Continuing epidural analgesia during the second stage and ACOG definition of arrest of labor on maternal–fetal outcomes
Acta Anaesthesiologica Scandinavica Apr 28, 2020
Zheng SX, Zheng W, Zhu T, et al. - Although rates of epidural labor analgesia have increased, interruption in continuation of epidural labor analgesia in the second stage of labor (CEADSSOL) was made by care providers due to fears of raised risk of operative delivery and adverse neonatal outcomes. Hence, they examined how CEADSSOL and the newer American College of Obstetricians and Gynecologists(ACOG) definition of arrest of labor affect the length of secondary stage of labor, newborn outcomes and mode of delivery. For this retrospective cohort study, collection of data began in March 2014 and ended in May 2015, one year postimplementation of both interventions. The length of secondary stage of labor, mode of delivery and neonatal outcome (Apgar <7, at 5 min) were assessed as the primary outcomes.
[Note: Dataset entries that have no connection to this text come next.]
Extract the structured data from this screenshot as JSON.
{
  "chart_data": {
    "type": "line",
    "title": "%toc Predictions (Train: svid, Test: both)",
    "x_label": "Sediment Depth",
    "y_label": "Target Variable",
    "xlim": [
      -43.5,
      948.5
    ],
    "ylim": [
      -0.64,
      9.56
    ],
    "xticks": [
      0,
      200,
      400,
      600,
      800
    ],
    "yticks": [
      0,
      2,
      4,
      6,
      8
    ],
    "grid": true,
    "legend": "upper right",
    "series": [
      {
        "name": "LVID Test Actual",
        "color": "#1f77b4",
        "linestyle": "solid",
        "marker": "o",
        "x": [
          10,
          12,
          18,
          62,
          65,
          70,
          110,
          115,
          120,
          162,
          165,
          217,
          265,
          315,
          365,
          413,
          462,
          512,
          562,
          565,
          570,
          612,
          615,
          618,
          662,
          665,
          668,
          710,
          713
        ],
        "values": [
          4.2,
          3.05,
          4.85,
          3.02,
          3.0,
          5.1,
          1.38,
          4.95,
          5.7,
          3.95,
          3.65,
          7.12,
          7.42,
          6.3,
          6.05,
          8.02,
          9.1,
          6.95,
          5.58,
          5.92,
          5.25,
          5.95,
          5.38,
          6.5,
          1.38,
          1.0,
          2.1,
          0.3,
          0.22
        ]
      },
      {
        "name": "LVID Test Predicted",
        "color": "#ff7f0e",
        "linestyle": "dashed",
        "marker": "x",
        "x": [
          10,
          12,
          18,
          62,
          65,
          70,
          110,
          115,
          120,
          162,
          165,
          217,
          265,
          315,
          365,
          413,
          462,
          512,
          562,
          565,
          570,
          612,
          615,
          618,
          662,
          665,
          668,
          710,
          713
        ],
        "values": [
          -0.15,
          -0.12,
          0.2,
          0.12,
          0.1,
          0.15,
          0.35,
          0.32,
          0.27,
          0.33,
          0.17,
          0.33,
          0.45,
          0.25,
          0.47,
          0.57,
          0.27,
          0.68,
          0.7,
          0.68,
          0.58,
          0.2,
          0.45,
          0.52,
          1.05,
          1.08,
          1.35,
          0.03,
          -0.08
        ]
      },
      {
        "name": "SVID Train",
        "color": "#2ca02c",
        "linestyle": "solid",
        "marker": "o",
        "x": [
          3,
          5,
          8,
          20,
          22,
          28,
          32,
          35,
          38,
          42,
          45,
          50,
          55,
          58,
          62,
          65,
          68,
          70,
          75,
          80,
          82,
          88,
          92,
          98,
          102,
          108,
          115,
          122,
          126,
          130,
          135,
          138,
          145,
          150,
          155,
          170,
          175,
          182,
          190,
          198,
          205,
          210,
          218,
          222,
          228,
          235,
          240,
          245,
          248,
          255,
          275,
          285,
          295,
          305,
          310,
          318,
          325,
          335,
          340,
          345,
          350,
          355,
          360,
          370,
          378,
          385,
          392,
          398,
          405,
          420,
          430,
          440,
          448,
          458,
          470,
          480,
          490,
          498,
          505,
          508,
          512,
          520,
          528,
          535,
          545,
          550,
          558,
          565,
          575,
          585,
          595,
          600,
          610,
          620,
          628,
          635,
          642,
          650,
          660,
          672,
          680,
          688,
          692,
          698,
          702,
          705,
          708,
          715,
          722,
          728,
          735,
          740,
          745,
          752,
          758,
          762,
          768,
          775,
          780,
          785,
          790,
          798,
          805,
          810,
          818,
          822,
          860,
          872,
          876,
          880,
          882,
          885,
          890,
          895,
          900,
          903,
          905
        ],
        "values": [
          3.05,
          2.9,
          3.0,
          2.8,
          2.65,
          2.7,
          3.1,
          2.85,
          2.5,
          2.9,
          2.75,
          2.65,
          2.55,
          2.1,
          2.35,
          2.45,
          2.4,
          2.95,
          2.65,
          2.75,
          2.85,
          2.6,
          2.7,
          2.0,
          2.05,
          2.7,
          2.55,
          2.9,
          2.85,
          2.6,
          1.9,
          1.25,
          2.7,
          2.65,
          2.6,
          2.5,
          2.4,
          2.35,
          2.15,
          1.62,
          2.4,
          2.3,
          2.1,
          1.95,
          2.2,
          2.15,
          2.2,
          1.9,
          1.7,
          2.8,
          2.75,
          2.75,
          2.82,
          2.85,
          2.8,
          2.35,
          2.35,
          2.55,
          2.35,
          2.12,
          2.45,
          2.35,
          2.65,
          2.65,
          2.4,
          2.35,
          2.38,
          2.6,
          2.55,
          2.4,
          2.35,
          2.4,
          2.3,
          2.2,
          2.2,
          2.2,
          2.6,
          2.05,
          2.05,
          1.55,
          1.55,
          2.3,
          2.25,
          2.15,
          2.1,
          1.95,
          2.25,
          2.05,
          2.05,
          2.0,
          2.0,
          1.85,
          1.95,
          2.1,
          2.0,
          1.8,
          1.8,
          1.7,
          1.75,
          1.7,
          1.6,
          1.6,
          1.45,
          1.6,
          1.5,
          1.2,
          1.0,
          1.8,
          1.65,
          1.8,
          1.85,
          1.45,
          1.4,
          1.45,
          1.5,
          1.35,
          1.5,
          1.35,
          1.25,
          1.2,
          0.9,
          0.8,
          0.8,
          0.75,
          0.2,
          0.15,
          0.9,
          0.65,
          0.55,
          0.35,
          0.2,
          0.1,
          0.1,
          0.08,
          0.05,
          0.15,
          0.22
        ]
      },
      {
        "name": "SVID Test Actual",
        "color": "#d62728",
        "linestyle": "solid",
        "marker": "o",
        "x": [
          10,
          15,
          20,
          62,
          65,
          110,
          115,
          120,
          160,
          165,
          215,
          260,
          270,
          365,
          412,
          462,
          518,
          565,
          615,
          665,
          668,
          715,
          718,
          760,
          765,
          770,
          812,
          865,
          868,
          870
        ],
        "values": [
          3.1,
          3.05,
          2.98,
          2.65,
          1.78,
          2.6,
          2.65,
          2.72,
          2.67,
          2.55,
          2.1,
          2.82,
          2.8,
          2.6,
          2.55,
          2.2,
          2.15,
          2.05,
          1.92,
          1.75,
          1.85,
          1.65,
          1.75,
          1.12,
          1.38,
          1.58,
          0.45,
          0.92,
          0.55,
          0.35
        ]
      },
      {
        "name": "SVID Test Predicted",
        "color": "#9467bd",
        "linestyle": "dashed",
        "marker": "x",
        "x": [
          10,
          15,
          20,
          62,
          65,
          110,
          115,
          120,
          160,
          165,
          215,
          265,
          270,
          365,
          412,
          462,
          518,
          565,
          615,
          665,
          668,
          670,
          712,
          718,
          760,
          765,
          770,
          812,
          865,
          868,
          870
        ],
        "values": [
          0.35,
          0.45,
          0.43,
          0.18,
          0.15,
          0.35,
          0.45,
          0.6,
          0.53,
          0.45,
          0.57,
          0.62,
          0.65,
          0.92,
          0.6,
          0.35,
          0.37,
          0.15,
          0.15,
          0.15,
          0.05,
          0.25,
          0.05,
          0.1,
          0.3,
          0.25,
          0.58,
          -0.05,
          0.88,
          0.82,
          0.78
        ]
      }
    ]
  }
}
The implementation of continuing epidural analgesia during the second stage of labor with 0.08‐0.15% ropivacaine and sufentanil 0.1‐0.2 mcg/mL. During the study period, a total 10,414 deliveries were reported. The groups did not exhibit significant differences in length of the second stage of labor. Findings revealed improvement in neonatal outcomes in correlation with implementation of two jointed interventions without a cost of increased operative delivery.